By Liz Bowen
For the Siskiyou Daily News
Nov. 6, 2014
ETNA – World War II veteran Ormond “Ed” Quigley served on an U.S. aircraft carrier earning two battle stars fighting in the South Pacific from 1943 to 1945. This Sat., Nov. 8th, the Navy veteran will be honored as Grand Marshal for the Etna Veterans’ Parade. It starts at 11 a.m.
Ed was born to Alma and Charles Quigley in their Etna home on Fredricks Street in 1925 – one of seven sons and one daughter. His grandfather, James Quigley, was also born in Scott Valley on the family ranch up McConhaughy Gulch. So Ed is a third-generation Scott Valley native. He attended Etna Elementary School in the old two-story building, near the present-day elementary school.
Charles Quigley served as Etna Town Constable, worked for the Barnum Livery Stable and also the Etna Meat and Ice. But unfortunately, father Charles died when Ed was nine and life changed for the Quigley family. Ed and his brother, Bill, then began milking the 18 cows that his dad had milked along with his other jobs. It was a morning and night job with Ed also delivering to neighbors the glass, corked-bottles of milk in a wagon.
He remembers the name of the local bar was “Bucket of Blood” and Rose Sovey ran a restaurant and hotel on Main Street. Ed played six-man football in high school, but by age 17 he was driving a logging truck from nearby Whiskey Butte to the saw mill near Lover’s Lane on the outskirts of Etna. And, nope, he didn’t have a driver’s license for the job.
Men in Scott Valley were already scarce as the able-bodied males were already off to war fighting Germany in Europe. Teens stepped-up and went to work as materials were needed for the economy and war effort. Ed said he soon received his Driver’s License from Judge Cory and CHP Capt. Dailey with help in organizing the process from W.D. Miller’s superintendent Orin Lewis. Soon after that, Ed recalls teaching a younger friend, Vernon Gilmore, to drive logging truck. They worked for W.D. Miller. Oh, and Ed recalls his home received electricity in 1936.

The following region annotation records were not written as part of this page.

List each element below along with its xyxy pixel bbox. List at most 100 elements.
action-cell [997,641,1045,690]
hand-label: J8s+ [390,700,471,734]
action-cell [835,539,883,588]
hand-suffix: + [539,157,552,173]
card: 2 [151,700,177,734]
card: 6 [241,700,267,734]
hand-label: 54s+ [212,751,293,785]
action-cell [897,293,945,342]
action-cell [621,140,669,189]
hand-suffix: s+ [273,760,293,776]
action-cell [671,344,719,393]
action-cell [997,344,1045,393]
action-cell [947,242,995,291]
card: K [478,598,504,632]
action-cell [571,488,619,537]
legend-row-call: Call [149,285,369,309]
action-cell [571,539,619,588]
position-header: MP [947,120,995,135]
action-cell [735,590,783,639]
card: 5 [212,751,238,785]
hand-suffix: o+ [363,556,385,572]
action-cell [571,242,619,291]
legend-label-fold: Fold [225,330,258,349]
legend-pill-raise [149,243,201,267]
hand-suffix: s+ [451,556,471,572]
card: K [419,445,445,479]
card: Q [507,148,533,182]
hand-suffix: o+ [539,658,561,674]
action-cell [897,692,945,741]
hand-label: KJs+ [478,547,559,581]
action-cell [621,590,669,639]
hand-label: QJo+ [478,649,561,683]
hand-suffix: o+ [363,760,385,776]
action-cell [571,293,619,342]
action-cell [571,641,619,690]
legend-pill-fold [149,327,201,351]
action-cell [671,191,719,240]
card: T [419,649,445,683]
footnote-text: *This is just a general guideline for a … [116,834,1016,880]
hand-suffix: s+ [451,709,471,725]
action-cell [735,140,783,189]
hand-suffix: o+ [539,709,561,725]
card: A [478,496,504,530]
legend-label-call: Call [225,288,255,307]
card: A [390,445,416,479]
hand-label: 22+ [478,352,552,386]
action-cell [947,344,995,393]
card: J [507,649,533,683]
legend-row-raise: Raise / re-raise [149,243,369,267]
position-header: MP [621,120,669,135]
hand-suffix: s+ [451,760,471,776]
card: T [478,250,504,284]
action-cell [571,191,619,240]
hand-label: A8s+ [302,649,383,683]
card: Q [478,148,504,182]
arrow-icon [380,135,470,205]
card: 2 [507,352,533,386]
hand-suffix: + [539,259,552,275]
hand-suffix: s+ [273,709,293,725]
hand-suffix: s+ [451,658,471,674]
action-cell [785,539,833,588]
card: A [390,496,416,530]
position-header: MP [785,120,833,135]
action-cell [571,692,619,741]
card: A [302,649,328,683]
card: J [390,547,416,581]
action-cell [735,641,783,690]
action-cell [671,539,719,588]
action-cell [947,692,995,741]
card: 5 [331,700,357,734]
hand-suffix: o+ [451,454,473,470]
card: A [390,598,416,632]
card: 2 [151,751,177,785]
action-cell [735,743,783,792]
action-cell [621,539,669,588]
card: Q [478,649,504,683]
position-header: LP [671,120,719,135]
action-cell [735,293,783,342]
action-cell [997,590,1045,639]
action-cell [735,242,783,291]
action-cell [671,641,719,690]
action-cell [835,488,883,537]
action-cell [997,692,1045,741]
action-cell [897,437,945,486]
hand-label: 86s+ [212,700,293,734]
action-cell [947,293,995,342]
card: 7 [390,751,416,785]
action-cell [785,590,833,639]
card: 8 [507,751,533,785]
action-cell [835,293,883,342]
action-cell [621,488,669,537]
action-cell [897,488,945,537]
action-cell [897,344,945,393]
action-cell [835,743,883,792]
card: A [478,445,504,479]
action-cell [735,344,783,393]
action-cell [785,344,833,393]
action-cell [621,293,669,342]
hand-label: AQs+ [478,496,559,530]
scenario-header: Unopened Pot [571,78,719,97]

By November of 1942, Ed felt he needed to join the war effort, so he enlisted in the Navy and was sent for Naval Training in Farragut, Idaho. In February 1943, the Scott Valley native was on board giant aircraft carrier “The Shipley Bay CVE 85” headed for Saipan, the Philippines and Iwo Jima with fighter and bomber planes on board. Ed served as an Electronic Technician’s Mate 3rd Class and he recalls the biggest fear were Japanese suicide bombers.

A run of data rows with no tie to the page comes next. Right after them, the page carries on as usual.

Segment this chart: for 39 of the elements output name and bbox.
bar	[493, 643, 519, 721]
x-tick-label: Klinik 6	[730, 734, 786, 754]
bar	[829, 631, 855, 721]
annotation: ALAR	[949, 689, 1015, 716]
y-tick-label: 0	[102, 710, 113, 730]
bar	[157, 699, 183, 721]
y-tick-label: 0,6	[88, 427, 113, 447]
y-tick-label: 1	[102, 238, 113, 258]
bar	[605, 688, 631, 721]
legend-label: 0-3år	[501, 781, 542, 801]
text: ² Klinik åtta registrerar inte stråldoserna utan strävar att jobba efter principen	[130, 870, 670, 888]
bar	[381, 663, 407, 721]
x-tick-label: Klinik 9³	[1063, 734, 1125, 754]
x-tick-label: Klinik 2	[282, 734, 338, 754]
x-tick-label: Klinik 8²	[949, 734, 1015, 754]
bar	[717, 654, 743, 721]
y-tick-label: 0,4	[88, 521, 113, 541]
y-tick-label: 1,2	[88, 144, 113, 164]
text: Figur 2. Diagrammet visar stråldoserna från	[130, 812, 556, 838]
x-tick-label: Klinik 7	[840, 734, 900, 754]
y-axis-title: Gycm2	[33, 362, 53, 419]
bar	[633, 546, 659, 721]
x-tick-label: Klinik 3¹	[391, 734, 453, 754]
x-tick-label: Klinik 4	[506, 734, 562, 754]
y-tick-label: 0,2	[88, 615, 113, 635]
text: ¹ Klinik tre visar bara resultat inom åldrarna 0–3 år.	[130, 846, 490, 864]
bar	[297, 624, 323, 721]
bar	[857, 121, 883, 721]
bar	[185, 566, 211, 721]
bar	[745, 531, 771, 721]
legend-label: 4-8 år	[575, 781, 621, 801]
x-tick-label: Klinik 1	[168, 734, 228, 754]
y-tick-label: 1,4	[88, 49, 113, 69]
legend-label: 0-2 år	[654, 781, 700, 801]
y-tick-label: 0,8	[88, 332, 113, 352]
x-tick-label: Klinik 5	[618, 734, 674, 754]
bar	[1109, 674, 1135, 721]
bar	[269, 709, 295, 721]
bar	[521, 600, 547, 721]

Yet, it was a typhoon that almost did the ship in as 80-foot waves smashed into the front of the ship rolling the flight deck back over the ship. The operator of the ship quickly turned and began going with the storm instead against it saving the day and the crew.
As the war effort drew to an end with battles won in the Pacific, the dropping of the atom bomb on Japan in Aug. of 1945 and General Dwight D. Eisenhower’s Allied Army battling across Europe into Germany in spring of 1945, Ed was honorably discharged in 1946 and Scott Valley was his destination. Once again, he began driving truck for W. D. Miller in the woods and then worked as a cat skinner – skidding the felled logs to the landing. It was while logging that he received injury to his left eye, when a tree limb slammed into his face. A doctor at the U.C. hospital in San Francisco was able to save it after a lengthy 18 day stay. But his sight was greatly diminished.
When attending a basketball game in Fort Jones in 1946, Ed renewed his acquaintance with Harriet Roff and on July 18, 1947 they were married. Son, Ron, was born first with daughter, Kathy, following. The family lived in Etna and then Finley Camp over in Salmon River country, while Ed continued to work for timber companies. Then he operated a service station in Etna; and while working maintenance at Etna High School he received a phone call from Cal Trans and was hired to work out of the Etna Yard. After 20 years, Ed was able to retire.
Unfortunately, at age 89, Ed is legally blind as his good eye ended-up with macular degenerative disease. But, he can see shadows and images, so he still mows the lawn in front of their Etna home.
For the ride in the Etna Veterans Parade, Ed and Harriet will be joined by son, Ron, who is a Vietnam veteran, daughter Kathy Durett, granddaughter Darci Chesnick, with great grandsons Jace, Travis and Tristan. Be sure to wave and say “thank you” to our grand marshal and all veterans and soldiers during, and after, the Etna Veterans’ Day Parade.